The larger issue--the visibility of all black dance--was a key focus of the International Black Dance Conference that Washington attended in Philadelphia in February, and was taken up during a conference at Jacob’s Pillow dance institution in Lee, Mass., last week.

“I don’t think black dance has enough visibility across the country,” said A. B. Spellman, director of the National Endowment for the Art’s Expansion Arts Program that funds ethnic arts.

“I think the principal problem is that presenters of dance don’t book (black dance) enough so that they, as other multicultural arts organizations, perform principally for their own communities,” Spellman said.

Katherine Dunham said that money is the fundamental problem, especially when it comes to the “overwhelming” costs of touring, a major means of maintaining a high profile.
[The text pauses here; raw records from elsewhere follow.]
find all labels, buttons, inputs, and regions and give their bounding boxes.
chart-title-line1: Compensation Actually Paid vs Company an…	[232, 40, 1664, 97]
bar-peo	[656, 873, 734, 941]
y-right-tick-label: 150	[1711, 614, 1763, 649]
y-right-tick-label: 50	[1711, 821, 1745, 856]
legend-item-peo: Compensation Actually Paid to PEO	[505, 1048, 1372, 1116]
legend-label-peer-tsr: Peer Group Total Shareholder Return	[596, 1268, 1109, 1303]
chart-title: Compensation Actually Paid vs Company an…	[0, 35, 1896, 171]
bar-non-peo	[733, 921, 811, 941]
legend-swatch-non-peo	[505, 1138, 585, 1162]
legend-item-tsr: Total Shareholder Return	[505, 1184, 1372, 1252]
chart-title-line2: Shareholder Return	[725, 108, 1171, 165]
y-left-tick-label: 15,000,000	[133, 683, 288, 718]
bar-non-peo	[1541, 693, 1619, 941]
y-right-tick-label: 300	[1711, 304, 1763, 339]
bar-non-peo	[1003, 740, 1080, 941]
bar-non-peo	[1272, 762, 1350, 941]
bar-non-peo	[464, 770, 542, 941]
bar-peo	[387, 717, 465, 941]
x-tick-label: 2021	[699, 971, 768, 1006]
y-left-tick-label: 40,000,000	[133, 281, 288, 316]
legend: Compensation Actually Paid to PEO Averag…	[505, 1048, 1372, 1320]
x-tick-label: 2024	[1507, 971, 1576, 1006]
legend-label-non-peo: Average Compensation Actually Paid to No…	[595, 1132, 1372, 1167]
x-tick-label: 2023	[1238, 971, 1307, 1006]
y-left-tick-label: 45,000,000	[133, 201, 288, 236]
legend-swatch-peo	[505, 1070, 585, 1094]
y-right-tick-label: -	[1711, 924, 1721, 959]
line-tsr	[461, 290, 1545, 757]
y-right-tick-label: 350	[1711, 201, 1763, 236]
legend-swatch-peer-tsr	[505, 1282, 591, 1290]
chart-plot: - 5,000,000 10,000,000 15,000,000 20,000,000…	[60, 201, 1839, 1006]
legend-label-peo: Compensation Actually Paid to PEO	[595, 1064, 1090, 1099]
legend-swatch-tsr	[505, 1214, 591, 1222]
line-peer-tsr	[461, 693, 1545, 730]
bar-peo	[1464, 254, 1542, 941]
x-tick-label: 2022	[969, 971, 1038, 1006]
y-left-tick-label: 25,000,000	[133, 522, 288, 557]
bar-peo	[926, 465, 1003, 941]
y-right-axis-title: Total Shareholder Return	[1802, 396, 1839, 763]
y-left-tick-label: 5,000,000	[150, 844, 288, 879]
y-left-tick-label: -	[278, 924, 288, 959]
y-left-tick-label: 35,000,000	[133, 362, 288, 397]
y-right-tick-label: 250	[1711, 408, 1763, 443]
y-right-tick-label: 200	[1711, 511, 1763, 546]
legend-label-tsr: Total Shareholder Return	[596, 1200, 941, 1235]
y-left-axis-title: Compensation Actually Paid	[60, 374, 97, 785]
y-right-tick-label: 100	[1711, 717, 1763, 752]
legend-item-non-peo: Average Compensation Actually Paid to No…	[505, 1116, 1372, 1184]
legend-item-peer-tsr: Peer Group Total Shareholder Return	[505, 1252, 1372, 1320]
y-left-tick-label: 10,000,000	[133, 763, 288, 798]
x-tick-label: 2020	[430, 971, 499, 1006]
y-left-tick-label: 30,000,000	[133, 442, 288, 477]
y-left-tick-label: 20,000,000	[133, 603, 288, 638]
She charged that the “private sector isn’t doing what it should” to support black dance.

“This is a serious thing and I wish that what’s happening in Atlanta would bring it to the attention of the private sector,” said Dunham, 79.

Advertisement

Black choreographer Alvin Ailey broadened the issue to the plight of all American dance, regardless of color.

Dance audiences have grown tremendously with the past few decades’ “dance explosion,” he said, but a lack of presenters’ support has hurt small and mid-size companies particularly. “It’s always the money.”

However, the director of one Los Angeles black dance troupe that has fought obscurity here for eight years is willing to take much of the blame for the situation.

“We really haven’t done our groundwork to get us out there,” said Jon Johnson, who heads the Repertory Dance Theatre.

But, with the help of a $13,000 grant from Pacific Telesis Group, Johnson has begun designing a program “to do something about it.”

He said that the program, a national marketing and promotional campaign to build audiences for his own company and others, will include a concert of works by 25 Southern California black choreographers, a series of fall performances at the Balboa Theater in South Central Los Angeles and a national tour of a premiere by Repertory Dance Theatre.

Advertisement

“So I don’t feel slighted about not dancing in Atlanta,” Johnson said, “because it’s up to us to make our work known, locally and nationally.”

Dr. Ernest Washington, co-chairman of the Dance Umbrella service organization (and no relation to Lula Washington), said he wasn’t concerned either. Citing an absence of local black dance in last year’s Los Angeles Festival, Washington led an unsuccessful quest for City Council funds for a concurrent minority arts festival.

“To be very honest, maybe none of us are ready,” said Washington, an orthopedic surgeon with a specialty in dance medicine.

Lula Washington agreed that a lot of growth has to happen in terms of the quality of choreography and its execution by other Los Angeles black dance companies. But, she said, her own company is ready for a national festival.

“I think we are as good as any of the other companies presented in the National Black Arts Festival,” Washington said. “We can’t honestly compete with Alvin Ailey’s dancers because we don’t have the means to (train and rehearse) our dancers eight hours a day . . . but the quality of work we’ve been presenting and our good reviews signifies that we’ve arrived.”